Por tudo o que discutimos, cabe aos cegos aprender a caminhar pelas cidades e, daí, adquirir sua independência. A locomoção é, portanto, crucial para o desenvolvimento dos deficientes visuais como seres humanos.
Devido à dificuldade de locomoção, muitos cegos acabam por possuir problemas
— até mesmo sérios — de mobilidade. Isso decorre do fato de que eles caminham pouco e, quando o fazem, é sempre lentamente. O resultado é que existe uma tremenda
baixa no nível de condicionamento físico desses indivíduos, chegando a provocar-lhes atrofia muscular, problemas cardiovasculares, osteoporose, etc. Isso se transforma em uma limitação a mais para sua locomoção. Assim, todos os deficientes
físicos devem ser incentivados à prática de um esporte.
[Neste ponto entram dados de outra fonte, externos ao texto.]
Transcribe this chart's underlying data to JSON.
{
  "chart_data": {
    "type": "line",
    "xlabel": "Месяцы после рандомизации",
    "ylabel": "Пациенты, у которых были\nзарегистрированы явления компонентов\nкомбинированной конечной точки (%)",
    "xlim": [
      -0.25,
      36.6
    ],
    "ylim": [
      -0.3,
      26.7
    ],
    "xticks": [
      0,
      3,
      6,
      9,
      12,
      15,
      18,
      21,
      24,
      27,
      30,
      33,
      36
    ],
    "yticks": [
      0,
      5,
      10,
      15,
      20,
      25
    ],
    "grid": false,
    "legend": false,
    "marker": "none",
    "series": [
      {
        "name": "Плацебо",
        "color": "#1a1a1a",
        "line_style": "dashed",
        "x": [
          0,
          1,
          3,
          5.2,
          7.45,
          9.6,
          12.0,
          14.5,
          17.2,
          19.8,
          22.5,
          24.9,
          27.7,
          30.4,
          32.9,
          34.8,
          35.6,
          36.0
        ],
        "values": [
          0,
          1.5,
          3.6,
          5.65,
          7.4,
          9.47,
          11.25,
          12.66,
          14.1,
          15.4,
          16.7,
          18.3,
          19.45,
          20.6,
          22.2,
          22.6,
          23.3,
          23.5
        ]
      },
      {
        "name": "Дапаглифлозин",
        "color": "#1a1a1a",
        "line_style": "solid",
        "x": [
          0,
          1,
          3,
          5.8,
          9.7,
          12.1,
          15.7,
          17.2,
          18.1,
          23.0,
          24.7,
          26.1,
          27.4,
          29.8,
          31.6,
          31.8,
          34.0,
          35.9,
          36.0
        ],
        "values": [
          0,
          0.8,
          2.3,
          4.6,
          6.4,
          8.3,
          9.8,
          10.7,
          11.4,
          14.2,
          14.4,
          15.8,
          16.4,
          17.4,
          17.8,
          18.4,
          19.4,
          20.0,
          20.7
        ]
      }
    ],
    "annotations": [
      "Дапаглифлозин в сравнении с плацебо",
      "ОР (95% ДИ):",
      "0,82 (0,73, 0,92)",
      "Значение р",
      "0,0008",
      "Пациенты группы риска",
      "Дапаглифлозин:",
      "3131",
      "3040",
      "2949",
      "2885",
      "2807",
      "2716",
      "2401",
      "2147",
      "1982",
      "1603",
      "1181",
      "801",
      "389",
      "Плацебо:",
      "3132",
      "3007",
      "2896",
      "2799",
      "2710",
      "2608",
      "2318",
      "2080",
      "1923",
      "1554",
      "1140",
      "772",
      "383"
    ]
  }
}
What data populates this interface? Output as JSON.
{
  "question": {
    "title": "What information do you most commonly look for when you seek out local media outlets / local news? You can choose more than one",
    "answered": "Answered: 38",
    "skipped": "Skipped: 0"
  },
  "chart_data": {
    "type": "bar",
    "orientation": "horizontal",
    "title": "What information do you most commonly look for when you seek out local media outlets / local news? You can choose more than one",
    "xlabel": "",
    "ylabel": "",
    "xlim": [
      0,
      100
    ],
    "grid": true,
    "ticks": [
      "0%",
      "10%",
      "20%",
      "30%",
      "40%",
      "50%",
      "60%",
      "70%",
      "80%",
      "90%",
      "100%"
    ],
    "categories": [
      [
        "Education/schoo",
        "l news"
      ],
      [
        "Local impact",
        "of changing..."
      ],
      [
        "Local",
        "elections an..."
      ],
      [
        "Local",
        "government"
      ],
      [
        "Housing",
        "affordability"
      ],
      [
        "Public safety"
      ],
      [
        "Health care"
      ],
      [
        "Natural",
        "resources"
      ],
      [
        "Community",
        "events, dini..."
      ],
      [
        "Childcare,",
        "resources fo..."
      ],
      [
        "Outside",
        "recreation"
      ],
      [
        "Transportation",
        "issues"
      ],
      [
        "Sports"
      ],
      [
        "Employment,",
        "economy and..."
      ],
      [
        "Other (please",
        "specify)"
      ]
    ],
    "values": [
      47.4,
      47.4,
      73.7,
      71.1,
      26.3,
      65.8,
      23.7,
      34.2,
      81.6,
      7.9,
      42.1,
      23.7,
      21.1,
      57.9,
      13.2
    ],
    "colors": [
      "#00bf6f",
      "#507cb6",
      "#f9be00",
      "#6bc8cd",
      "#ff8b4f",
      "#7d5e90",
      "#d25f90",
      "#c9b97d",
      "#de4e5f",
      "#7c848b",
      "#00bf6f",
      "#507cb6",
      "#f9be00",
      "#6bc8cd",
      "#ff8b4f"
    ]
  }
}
Por tudo o que descrevemos nos capítulos anteriores, pode-se concluir que a capacidade de locomoção de um cego precisa ser avaliada antes de qualquer treinamento que se venha a fazer. Para que se tenha uma breve idéia da extensão da
variação, descreverei como funciona o uso de uma bengala.
O primeiro passo é o de definir o seu comprimento. Teoricamente, o ideal é que o instrumento seja da altura do início do esterno do usuário. Isso é teórico, porque depende do comprimento do braço, do tamanho do passo médio e do
condicionamento físico do indivíduo. É, no entanto, o tamanho de bengala padrão que é utilizado durante o treinamento, para que os demais fatores possam ser avaliados e encontrada a bengala definitiva.
Muitos videntes pensam que a bengala precisa acompanhar os pés do usuário. É justamente o oposto. Se a bengala acompanhasse os passos, ela transmitiria informações caducas ao usuário porque ele já teria posto o pé no lugar onde a bengala
está. Assim, se o usuário der um passo com o pé direito, a bengala deverá tocar o lado esquerdo, formando um triângulo isósceles com os pés. Isso informará ao cego se ele pode ou não dar o próximo passo. Ela será capaz de informar a altura
de degraus ou de quaisquer outras irregularidades do solo. Pelo escorregamento, pode-se notar a presença de óleo, gelo, terra etc. Uma curiosidade é que, durante o inverno em países frios, os cegos levam vantagem porque sabem, pelo toque da
bengala, se a calçada está ou não coberta de gelo, evitando tombos. Nesses casos, os videntes não percebem a presença do gelo, porque ele não brilha se a temperatura estiver abaixo do ponto de congelamento.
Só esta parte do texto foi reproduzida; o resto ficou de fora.